Ian Rankin
Aguas Turbulentas
The Falls
Nº 12 Serie Rebus
No por mi acento, del cual no perdí ni un ápice cuando vine a vivir a Inglaterra, sino más bien mi temperamento, esa parte típicamente escocesa de mi carácter, promiscua, agresiva, mezquina, morbosa y, pese a mis mejores deseos, profundamente deísta. Era, y siempre seré, un prófugo asqueroso del museo de historia antinatural…
PHILIP KERR, The Unnatural History Museum.
Capítulo 1
– Cree que yo la maté, ¿verdad?
Estaba sentado en el borde del sofá, la cabeza caída sobre el pecho. Tenía el pelo lacio, con flequillo largo, y las rodillas le temblaban como dos pistones; los talones de sus mugrientas zapatillas de deporte ni siquiera tocaban el suelo.

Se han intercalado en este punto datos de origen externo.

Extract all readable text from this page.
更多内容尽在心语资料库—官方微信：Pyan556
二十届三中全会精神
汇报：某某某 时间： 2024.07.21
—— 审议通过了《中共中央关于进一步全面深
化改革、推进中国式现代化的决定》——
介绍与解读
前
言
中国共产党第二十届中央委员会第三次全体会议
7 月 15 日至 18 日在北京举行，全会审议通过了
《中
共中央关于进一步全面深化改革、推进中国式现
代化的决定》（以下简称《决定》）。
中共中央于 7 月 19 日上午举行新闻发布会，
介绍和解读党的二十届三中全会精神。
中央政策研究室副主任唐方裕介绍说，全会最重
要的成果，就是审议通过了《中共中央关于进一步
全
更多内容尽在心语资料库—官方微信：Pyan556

– ¿Has tomado algo, David? -preguntó Rebus.
El joven alzó la vista. Tenía los ojos enrojecidos, cansados, y en su rostro alargado y anguloso se apreciaba que no se había afeitado. Se llamaba David Costello. No Dave o Davy, sino David; eso lo había dejado claro. Nombres, etiquetas y clasificaciones son datos muy importantes. Los periódicos diferían en su descripción: era «el novio», «el desdichado novio» o «el novio de la estudiante desaparecida». Era «David Costello, de veintidós años» o «el estudiante David Costello de veintipocos años», que «compartía piso con la señorita Balfour» o era «visitante habitual» del «piso de la misteriosa desaparecida».
Tampoco el piso era un piso más, sino «el piso en la lujosa nueva ciudad de Edimburgo», el «piso de un cuarto de millón de libras de los padres de la señorita Balfour». John y Jacqueline Balfour eran «los atribulados padres», «el anonadado banquero y su esposa», y su hija era «Philippa, de veinte años, estudiante de historia del arte en la Universidad de Edimburgo», «guapa», «vivaz», «despreocupada», «llena de vida».
Y había desaparecido.
El inspector Rebus, que estaba delante de la chimenea de mármol, cambió ligeramente de posición y se desplazó hacia un extremo de la misma. David Costello siguió con la mirada el movimiento.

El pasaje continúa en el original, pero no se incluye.